In The Future of Leisure report, Legal & General and The Future Laboratory set out a vision for what they call Fusion Cinema. Their definition starts out by describing “a vibrant hybrid of traditional screens and heightened hospitality,” a nod to the growing trend for cinemas to offer fully licensed bars, quality dining options, in-seat service and more. But the concept of Fusion Cinema goes beyond being able to get good food and drink when you watch a film. It is about reimagining cinema as a social hub, a focal point that combines attractive spaces, hi-tech facilities and a range of activities beyond film. The report refers to examples of what it calls “Civic Cinema”, with theatres like the Kino in Amsterdam offering co-worker spaces alongside its other amenities, or the Watershed in Bristol providing studios for artists, creatives and tech companies to use.

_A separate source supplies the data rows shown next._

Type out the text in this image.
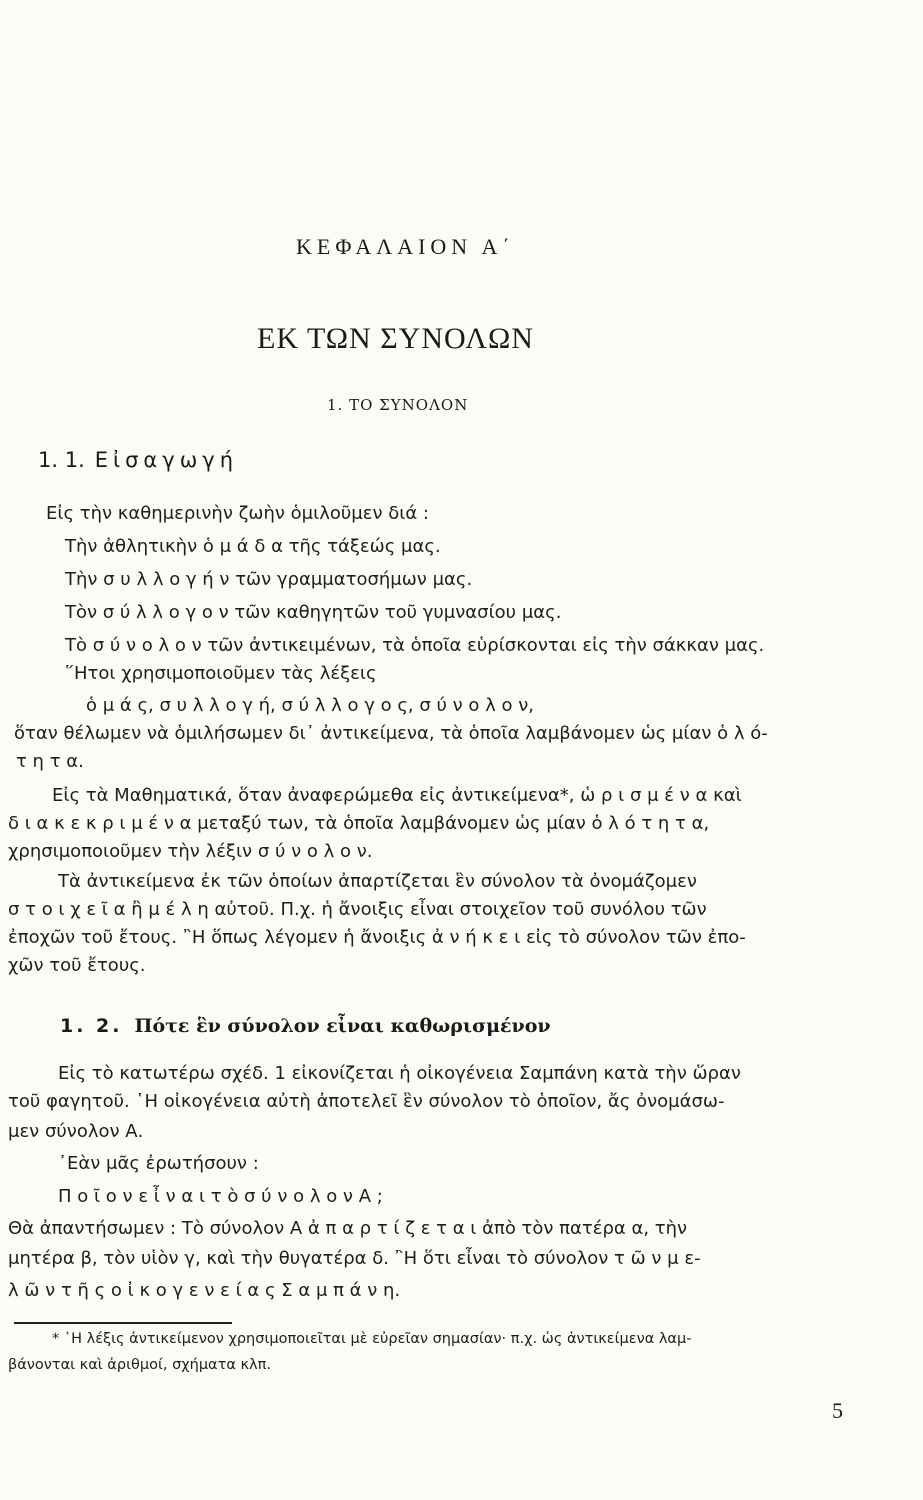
ΚΕΦΑΛΑΙΟΝ Α΄
ΕΚ ΤΩΝ ΣΥΝΟΛΩΝ
1. ΤΟ ΣΥΝΟΛΟΝ
1. 1. Εἰσαγωγή
Εἰς τὴν καθημερινὴν ζωὴν ὁμιλοῦμεν διά :
Τὴν ἀθλητικὴν ὁ μ ά δ α τῆς τάξεώς μας.
Τὴν σ υ λ λ ο γ ή ν τῶν γραμματοσήμων μας.
Τὸν σ ύ λ λ ο γ ο ν τῶν καθηγητῶν τοῦ γυμνασίου μας.
Τὸ σ ύ ν ο λ ο ν τῶν ἀντικειμένων, τὰ ὁποῖα εὑρίσκονται εἰς τὴν σάκκαν μας.
῞Ητοι χρησιμοποιοῦμεν τὰς λέξεις
ὁ μ ά ς, σ υ λ λ ο γ ή, σ ύ λ λ ο γ ο ς, σ ύ ν ο λ ο ν,
ὅταν θέλωμεν νὰ ὁμιλήσωμεν δι᾽ ἀντικείμενα, τὰ ὁποῖα λαμβάνομεν ὡς μίαν ὁ λ ό-
τ η τ α.
Εἰς τὰ Μαθηματικά, ὅταν ἀναφερώμεθα εἰς ἀντικείμενα*, ὡ ρ ι σ μ έ ν α καὶ
δ ι α κ ε κ ρ ι μ έ ν α μεταξύ των, τὰ ὁποῖα λαμβάνομεν ὡς μίαν ὁ λ ό τ η τ α,
χρησιμοποιοῦμεν τὴν λέξιν σ ύ ν ο λ ο ν.
Τὰ ἀντικείμενα ἐκ τῶν ὁποίων ἀπαρτίζεται ἓν σύνολον τὰ ὀνομάζομεν
σ τ ο ι χ ε ῖ α ἢ μ έ λ η αὐτοῦ. Π.χ. ἡ ἄνοιξις εἶναι στοιχεῖον τοῦ συνόλου τῶν
ἐποχῶν τοῦ ἔτους. ῍Η ὅπως λέγομεν ἡ ἄνοιξις ἀ ν ή κ ε ι εἰς τὸ σύνολον τῶν ἐπο-
χῶν τοῦ ἔτους.
1. 2. Πότε ἓν σύνολον εἶναι καθωρισμένον
Εἰς τὸ κατωτέρω σχέδ. 1 εἰκονίζεται ἡ οἰκογένεια Σαμπάνη κατὰ τὴν ὥραν
τοῦ φαγητοῦ. ῾Η οἰκογένεια αὐτὴ ἀποτελεῖ ἓν σύνολον τὸ ὁποῖον, ἄς ὀνομάσω-
μεν σύνολον Α.
᾽Εὰν μᾶς ἐρωτήσουν :
Π ο ῖ ο ν ε ἶ ν α ι τ ὸ σ ύ ν ο λ ο ν Α ;
Θὰ ἀπαντήσωμεν : Τὸ σύνολον Α ἀ π α ρ τ ί ζ ε τ α ι ἀπὸ τὸν πατέρα α, τὴν
μητέρα β, τὸν υἱὸν γ, καὶ τὴν θυγατέρα δ. ῍Η ὅτι εἶναι τὸ σύνολον τ ῶ ν μ ε-
λ ῶ ν τ ῆ ς ο ἰ κ ο γ ε ν ε ί α ς Σ α μ π ά ν η.
* ῾Η λέξις ἀντικείμενον χρησιμοποιεῖται μὲ εὐρεῖαν σημασίαν· π.χ. ὡς ἀντικείμενα λαμ-
βάνονται καὶ ἀριθμοί, σχήματα κλπ.
5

The report references statistics from CBRE which highlight that 33 new multiplex cinemas are scheduled to be built in the coming years in the UK, half of them in shopping centres. If L&G’s analysis is right, and if leisure will be more of a draw for people to leave their homes (and spend money) than retail in coming years, then the people developing these complexes will surely be looking at the use of cinema as an anchor rather than just another amenity, a multiplay, multi-activity, multi-experiential hub.

How might such cinemas operate? The Future of Leisure report talks a lot about the use of space, about designing cinema complexes so places to eat, places to socialise, places to play and of course places to watch all flow seamlessly into one another. It also talks about technology, and the roles the likes of AI, AR and VR might play in creating personalised, digitally enhanced journeys for every cinema-goer.

EPOS, too, will have a role to play. We are already seeing how cinema operators are extending the use of self-service kiosks beyond ticketing to integrate food and drink orders, the use of Mobile POS to support in-seat service. In the multiplay destination cinemas imagined by L&G, this will be extended further still – multiple touchpoints to buy, order and book, multiple options, maximum convenience. That will require multiple EPOS formats, self-service, mobile and fixed-point terminals, all integrated across ticket and concession sales, all working as a single solution.